De sociotechniek heeft zich in de afgelopen jaren ontwikkeld van een benadering van
taakgroep ontwerp tot een bedrijfskundige stroming met een stevig theoretisch fundament en
een goed verspreide praktijk, die een raamwerk biedt om op integrale wijze organisaties te
dorgronden, ontwerpen en veranderen.
Micro = over werkplekken en mensen
Meso = over kleine eenheden zoals werkgroepen
Macro = over grotere afdelingen
7 structuur-O’s:
1. Ontregelen: te veel regels, mensen zelf laten beslissen
2. Omdraaien: verdraaide organisatie, los geraakt van de bedoeling
3. Ontbazen: werk doen zonder baas
4. Om-kantelen: functionele structuur naar stroomsgewijze structuur
5. Nieuw organiseren
6. Ontharken: afkeer op organogram
2
, 7. Opnieuw uitvinden: voorbeelden van bedrijven die hun structuur en werkwijze anders
hebben vorm gegeven.
➔ Boeken die vertellen hoe je het niet moet doen, of welke bedrijven het leuk doen.
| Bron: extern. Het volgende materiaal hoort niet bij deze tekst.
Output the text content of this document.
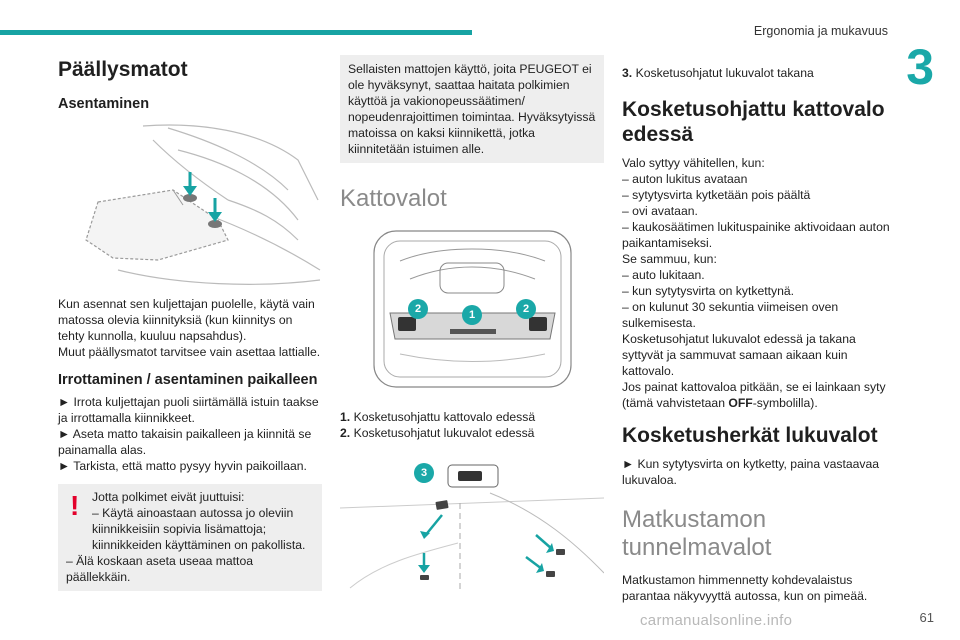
Ergonomia ja mukavuus
3
Päällysmatot
Asentaminen

Kun asennat sen kuljettajan puolelle, käytä vain matossa olevia kiinnityksiä (kun kiinnitys on tehty kunnolla, kuuluu napsahdus).

Muut päällysmatot tarvitsee vain asettaa lattialle.

Irrottaminen / asentaminen paikalleen

► Irrota kuljettajan puoli siirtämällä istuin taakse ja irrottamalla kiinnikkeet.

► Aseta matto takaisin paikalleen ja kiinnitä se painamalla alas.

► Tarkista, että matto pysyy hyvin paikoillaan.

!	Jotta polkimet eivät juuttuisi:

– Käytä ainoastaan autossa jo oleviin kiinnikkeisiin sopivia lisämattoja; kiinnikkeiden käyttäminen on pakollista.

– Älä koskaan aseta useaa mattoa päällekkäin.

Sellaisten mattojen käyttö, joita PEUGEOT ei ole hyväksynyt, saattaa haitata polkimien käyttöä ja vakionopeussäätimen/ nopeudenrajoittimen toimintaa. Hyväksytyissä matoissa on kaksi kiinnikettä, jotka kiinnitetään istuimen alle.

Kattovalot
2	1	2

1. Kosketusohjattu kattovalo edessä

2. Kosketusohjatut lukuvalot edessä

3

3. Kosketusohjatut lukuvalot takana

Kosketusohjattu kattovalo edessä

Valo syttyy vähitellen, kun:

– auton lukitus avataan

– sytytysvirta kytketään pois päältä

– ovi avataan.

– kaukosäätimen lukituspainike aktivoidaan auton paikantamiseksi.

Se sammuu, kun:

– auto lukitaan.

– kun sytytysvirta on kytkettynä.

– on kulunut 30 sekuntia viimeisen oven sulkemisesta.

Kosketusohjatut lukuvalot edessä ja takana syttyvät ja sammuvat samaan aikaan kuin kattovalo.

Jos painat kattovaloa pitkään, se ei lainkaan syty (tämä vahvistetaan OFF-symbolilla).

Kosketusherkät lukuvalot

► Kun sytytysvirta on kytketty, paina vastaavaa lukuvaloa.

Matkustamon tunnelmavalot

Matkustamon himmennetty kohdevalaistus parantaa näkyvyyttä autossa, kun on pimeää.

carmanualsonline.info	61
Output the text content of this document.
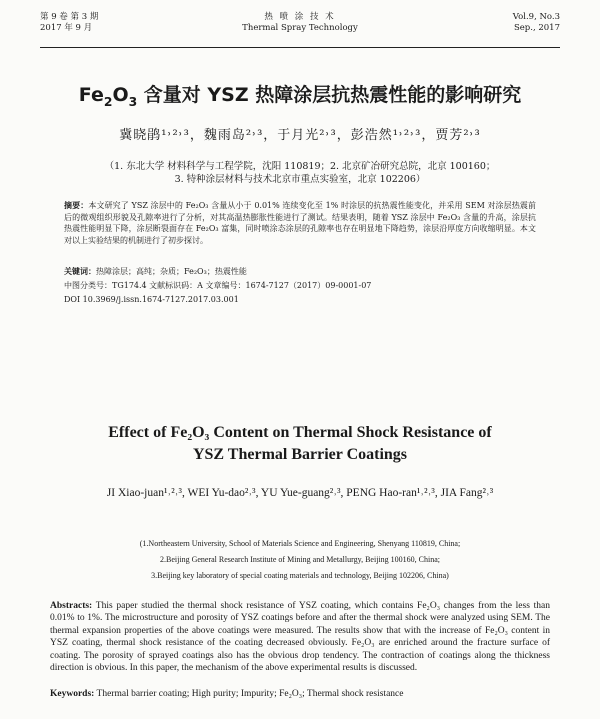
第 9 卷 第 3 期
2017 年 9 月
热 喷 涂 技 术
Thermal Spray Technology
Vol.9, No.3
Sep., 2017
$Fe_2O_3$ 含量对 YSZ 热障涂层抗热震性能的影响研究
冀晓鹃¹˒²˒³，魏雨岛²˒³，于月光²˒³，彭浩然¹˒²˒³，贾芳²˒³
（1. 东北大学 材料科学与工程学院，沈阳 110819；2. 北京矿冶研究总院，北京 100160；
3. 特种涂层材料与技术北京市重点实验室，北京 102206）
摘要：本文研究了 YSZ 涂层中的 Fe₂O₃ 含量从小于 0.01% 连续变化至 1% 时涂层的抗热震性能变化，并采用 SEM 对涂层热震前后的微观组织形貌及孔隙率进行了分析，对其高温热膨胀性能进行了测试。结果表明，随着 YSZ 涂层中 Fe₂O₃ 含量的升高，涂层抗热震性能明显下降，涂层断裂面存在 Fe₂O₃ 富集，同时喷涂态涂层的孔隙率也存在明显地下降趋势，涂层沿厚度方向收缩明显。本文对以上实验结果的机制进行了初步探讨。
关键词：热障涂层；高纯；杂质；Fe₂O₃；热震性能
中图分类号：TG174.4 文献标识码：A 文章编号：1674-7127（2017）09-0001-07
DOI 10.3969/j.issn.1674-7127.2017.03.001
Effect of Fe₂O₃ Content on Thermal Shock Resistance of
YSZ Thermal Barrier Coatings
JI Xiao-juan¹˒²˒³, WEI Yu-dao²˒³, YU Yue-guang²˒³, PENG Hao-ran¹˒²˒³, JIA Fang²˒³
(1.Northeastern University, School of Materials Science and Engineering, Shenyang 110819, China;
2.Beijing General Research Institute of Mining and Metallurgy, Beijing 100160, China;
3.Beijing key laboratory of special coating materials and technology, Beijing 102206, China)
Abstracts: This paper studied the thermal shock resistance of YSZ coating, which contains Fe₂O₃ changes from the less than 0.01% to 1%. The microstructure and porosity of YSZ coatings before and after the thermal shock were analyzed using SEM. The thermal expansion properties of the above coatings were measured. The results show that with the increase of Fe₂O₃ content in YSZ coating, thermal shock resistance of the coating decreased obviously. Fe₂O₃ are enriched around the fracture surface of coating. The porosity of sprayed coatings also has the obvious drop tendency. The contraction of coatings along the thickness direction is obvious. In this paper, the mechanism of the above experimental results is discussed.
Keywords: Thermal barrier coating; High purity; Impurity; Fe₂O₃; Thermal shock resistance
Ze
zeggen niets over het ontwerp van een huidige structuur naar een nieuw structuur.
➔ Andere manieren van organiseren: sociocratie, procesmanagement/BPR, Lean, QRM,
Agile/scrum, Holacracy, Exponential organization, Spotify model.
Diverse benaderingen
- Chart – organogram = ‘baasjes-, hokjes- en harkjes-denken’, met ppt als
ontwerpgereedschap;
- Configuratie = slecht passende confectie, meer dan de helft van de organisaties zijn
combinaties van configuraties
- Contigency / fit = wat in het verleden werkte … ontwerp voor toekomst
- Communicatie / info-processing = verlagen behoefte aan inforprocessing
- Procesbenaderingen = Business Process Redesign, procesmanagement, Lean
- Systeembenaderingen = sociotechniek, moderne sociotechniek.